Notice how by rewriting the inequality, we managed to transform the initial problem of finding cycles where the product is greater than 1 into one of finding negative cycles: In particular one of finding cycles where the sum of the negative logarithmic arc weights is smaller than 0. Accordingly, we simply replace all arc weights of the graph with their negative natural logarithm:

[Values of arc weights are rounded to six digits to keep the image small]

Implementation

The implementation is straight forward.

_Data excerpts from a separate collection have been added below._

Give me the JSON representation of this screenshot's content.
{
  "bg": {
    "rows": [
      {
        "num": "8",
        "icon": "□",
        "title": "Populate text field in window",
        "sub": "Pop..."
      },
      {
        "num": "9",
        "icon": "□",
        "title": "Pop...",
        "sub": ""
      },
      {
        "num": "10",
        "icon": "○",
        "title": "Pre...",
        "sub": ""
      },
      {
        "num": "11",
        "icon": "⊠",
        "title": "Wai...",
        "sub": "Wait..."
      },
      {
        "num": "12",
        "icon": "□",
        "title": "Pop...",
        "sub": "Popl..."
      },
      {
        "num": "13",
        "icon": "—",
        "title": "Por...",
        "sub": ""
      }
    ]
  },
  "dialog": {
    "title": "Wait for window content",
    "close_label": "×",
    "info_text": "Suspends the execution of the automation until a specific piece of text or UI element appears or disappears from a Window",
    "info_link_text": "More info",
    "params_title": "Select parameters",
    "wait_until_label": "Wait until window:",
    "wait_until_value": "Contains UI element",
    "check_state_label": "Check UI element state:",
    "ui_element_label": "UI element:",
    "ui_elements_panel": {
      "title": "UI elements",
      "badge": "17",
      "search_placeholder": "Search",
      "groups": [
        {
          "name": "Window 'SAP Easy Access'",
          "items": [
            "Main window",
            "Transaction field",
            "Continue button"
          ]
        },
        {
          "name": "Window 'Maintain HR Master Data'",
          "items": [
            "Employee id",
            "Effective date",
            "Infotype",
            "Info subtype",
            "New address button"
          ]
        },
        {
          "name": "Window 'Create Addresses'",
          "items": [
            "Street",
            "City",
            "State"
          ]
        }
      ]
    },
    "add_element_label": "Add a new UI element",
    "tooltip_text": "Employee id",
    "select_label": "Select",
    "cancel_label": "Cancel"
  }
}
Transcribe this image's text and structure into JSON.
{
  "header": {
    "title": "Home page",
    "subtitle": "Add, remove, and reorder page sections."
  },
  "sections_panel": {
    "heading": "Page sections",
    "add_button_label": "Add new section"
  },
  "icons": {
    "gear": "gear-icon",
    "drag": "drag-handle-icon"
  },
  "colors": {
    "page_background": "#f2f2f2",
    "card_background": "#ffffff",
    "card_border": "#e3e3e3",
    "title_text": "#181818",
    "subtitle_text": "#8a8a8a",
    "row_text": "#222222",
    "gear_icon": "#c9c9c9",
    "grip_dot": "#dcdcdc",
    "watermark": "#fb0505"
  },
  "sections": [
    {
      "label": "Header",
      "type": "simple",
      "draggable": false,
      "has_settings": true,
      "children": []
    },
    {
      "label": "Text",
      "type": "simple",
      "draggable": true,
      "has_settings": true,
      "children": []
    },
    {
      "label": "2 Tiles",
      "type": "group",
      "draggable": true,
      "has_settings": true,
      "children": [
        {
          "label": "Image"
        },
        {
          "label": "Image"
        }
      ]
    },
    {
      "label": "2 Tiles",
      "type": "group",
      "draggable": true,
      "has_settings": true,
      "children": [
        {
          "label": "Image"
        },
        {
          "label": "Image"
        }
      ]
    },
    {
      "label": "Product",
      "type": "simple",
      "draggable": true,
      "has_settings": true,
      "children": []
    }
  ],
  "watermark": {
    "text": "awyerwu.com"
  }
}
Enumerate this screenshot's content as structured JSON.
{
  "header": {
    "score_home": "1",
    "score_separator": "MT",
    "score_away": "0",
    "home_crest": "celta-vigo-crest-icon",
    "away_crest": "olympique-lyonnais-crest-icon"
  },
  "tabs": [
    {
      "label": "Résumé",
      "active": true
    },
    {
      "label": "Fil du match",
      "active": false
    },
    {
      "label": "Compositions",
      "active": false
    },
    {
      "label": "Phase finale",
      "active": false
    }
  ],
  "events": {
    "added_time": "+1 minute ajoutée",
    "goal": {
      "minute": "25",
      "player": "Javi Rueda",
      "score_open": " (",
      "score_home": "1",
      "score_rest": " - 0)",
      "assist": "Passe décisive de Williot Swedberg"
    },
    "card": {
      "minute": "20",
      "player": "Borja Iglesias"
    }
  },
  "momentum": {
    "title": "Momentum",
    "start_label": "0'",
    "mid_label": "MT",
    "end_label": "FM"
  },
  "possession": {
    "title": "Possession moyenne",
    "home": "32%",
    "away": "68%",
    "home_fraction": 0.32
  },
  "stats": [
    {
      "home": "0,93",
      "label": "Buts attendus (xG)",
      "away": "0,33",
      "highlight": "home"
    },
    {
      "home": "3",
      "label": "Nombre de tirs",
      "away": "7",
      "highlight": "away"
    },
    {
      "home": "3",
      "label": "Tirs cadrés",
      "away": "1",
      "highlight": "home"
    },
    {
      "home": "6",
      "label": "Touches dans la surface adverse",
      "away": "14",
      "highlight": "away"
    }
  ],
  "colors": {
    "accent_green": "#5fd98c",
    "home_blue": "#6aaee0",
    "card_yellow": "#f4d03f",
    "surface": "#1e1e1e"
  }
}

As an introductory example to programming in the Management Science exercise course, I want to highlight the following aspects:

How versatile and convenient a (general purpose) programming language such as Python can be.
The file handling of the initial input data (an Excel-workbook of exchange rates) as well as the rendering of the output pdf-files is handled by the third party libraries openpyxl and graphviz, respectively.
How close the implementation of the actual algorithm is to the pseudo code.
Notice how the algorithm is only a few lines of code, while the majority of the code is related to reading in data and generating output files.
How a suitable data structure can be derived from the mathematical notation.
Here, I purposely refrained from using established graph libraries such as networkx to show how we can create custom classes to represent the graph at hand by using the introduced mathematical notation: Given a graph \(G = (N, A) \) we define a graph class that has a set of nodes and set of arcs as attributes. In the same fashion, we create classes for arcs and nodes with the necessary attributes for each, e.g., an arc weight for each instance of an arc object.

Github and Installation

The source code can be found on my github: Arbitrage Trading
Feel free to clone the repository and play around with the code!
Ideally, set up a Python virtual environment and install the necessary dependencies via
pip install -r requirements.txt